The Modesto Metro Conference lost another good coach last week when Beyer’s Bill Flesher announced that he will be stepping down from his post.
He’s the second MMC football coach to resign since the conclusion of the 2013 season – Chris Cloward announced shortly after the season ended that he wouldn’t return in 2014.
Flesher led the Patriots to 11 victories and 10 losses in two seasons as the head coach, including a 6-5 mark this past season that qualified Beyer for the Sac-Joaquin Section Division 1 playoffs. He’s stepping away from a young, talented roster – featuring sophomore QB Nick Trujillo and sophomore RB Jay Green – that should keep the Pats in the mix for an MMC title the next few years.
I talked with Flesher this week and he said that while there’s sadness associated with his decision, he knows this is the right time for a break.
“I’m very aware of how long I’ve been coaching,” said Flesher, who’s been on the sidelines as an assistant or head coach for 24 of the last 25 seasons, including the last 20. “For me, with the extra time that I’ll have, I’ll be able to look at my family, my teaching and my home, and get some better balance in those aspects.
Flesher, who turns 49 this summer, began playing football at the age of 9. Since then, there have been only two seasons when he wasn’t playing or coaching. Basically, he’s been going nonstop for four decades. You can’t blame him for wanting to step away.
The demands placed upon high school coaches have become greater in recent years. There was a time when coaches said hello in August for summer practices and goodbye in December at the team banquet.
Not so anymore.
With offseason weightlifting, passing-league tournaments, football camps, coaching clinics, fund-raising events, parent meetings, grade-checks, scheduling, equipment inspection and refurbishing, film study, dealing with college recruiters – not to mention the actual work that’s done during the season – coaching football has become a full-time job.
And the stipend? Well, let’s just say you won’t find many Rockefellers roaming the sidelines.
In reality, being a high school football coach is like being the CEO of a small business … for about $2 an hour. And it’s not just football. Baseball, basketball, baseball and softball, wrestling, volleyball, etc. ... all require more and more time from coaching staffs.

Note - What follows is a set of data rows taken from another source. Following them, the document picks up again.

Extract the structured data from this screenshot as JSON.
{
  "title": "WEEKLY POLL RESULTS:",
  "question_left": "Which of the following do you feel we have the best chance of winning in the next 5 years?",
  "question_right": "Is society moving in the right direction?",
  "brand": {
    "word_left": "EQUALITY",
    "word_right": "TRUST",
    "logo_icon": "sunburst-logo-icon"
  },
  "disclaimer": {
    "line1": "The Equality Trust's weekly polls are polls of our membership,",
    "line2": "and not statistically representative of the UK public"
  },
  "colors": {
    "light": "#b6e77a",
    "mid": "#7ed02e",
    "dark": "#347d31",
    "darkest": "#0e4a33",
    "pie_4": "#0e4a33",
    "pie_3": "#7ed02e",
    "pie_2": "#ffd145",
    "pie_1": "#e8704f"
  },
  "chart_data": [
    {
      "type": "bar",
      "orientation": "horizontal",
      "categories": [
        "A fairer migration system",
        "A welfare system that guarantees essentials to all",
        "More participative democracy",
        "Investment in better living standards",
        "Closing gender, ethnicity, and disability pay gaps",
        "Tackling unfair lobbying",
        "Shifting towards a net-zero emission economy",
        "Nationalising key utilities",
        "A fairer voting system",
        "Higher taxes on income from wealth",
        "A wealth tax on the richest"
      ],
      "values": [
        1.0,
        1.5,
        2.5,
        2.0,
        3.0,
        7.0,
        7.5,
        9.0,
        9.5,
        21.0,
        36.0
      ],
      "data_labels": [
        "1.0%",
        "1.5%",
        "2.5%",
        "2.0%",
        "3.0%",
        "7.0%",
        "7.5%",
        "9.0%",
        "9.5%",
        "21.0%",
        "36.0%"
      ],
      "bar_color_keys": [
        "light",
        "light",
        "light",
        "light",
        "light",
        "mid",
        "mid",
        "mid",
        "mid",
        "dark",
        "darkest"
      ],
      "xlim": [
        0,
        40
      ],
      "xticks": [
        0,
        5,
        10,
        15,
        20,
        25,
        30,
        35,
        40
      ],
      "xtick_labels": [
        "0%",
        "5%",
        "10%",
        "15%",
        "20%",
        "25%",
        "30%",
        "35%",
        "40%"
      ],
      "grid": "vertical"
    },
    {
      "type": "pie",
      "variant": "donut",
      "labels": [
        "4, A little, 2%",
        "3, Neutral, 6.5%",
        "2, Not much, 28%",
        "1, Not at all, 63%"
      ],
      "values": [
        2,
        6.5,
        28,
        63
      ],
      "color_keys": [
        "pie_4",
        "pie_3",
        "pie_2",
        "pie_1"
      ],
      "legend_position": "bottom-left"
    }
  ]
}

“Coaches at the high school level do it for the love of the sport and the love of the kids,” said Beyer principal Dan Park, who said he expects to have a replacement named in a few weeks. “It’s a difficult job and it’s very time-consuming, and some don’t want to continue that grind year after year.
“For me, winning seasons come and go; it’s more about the impact that coaches have on kids.”
Flesher insists that he’s not finished, just catching his breath.
“Taking one season off is a minimum, maybe a maximum,” Flesher said. “I love the game. … I think having time off to get some perspective is going to be a good thing.
“And I’ll be Beyer’s biggest fan. I’ll be coming to all the games, and the players will still be in my classes, and I’ll be stopping them in the hallways to talk.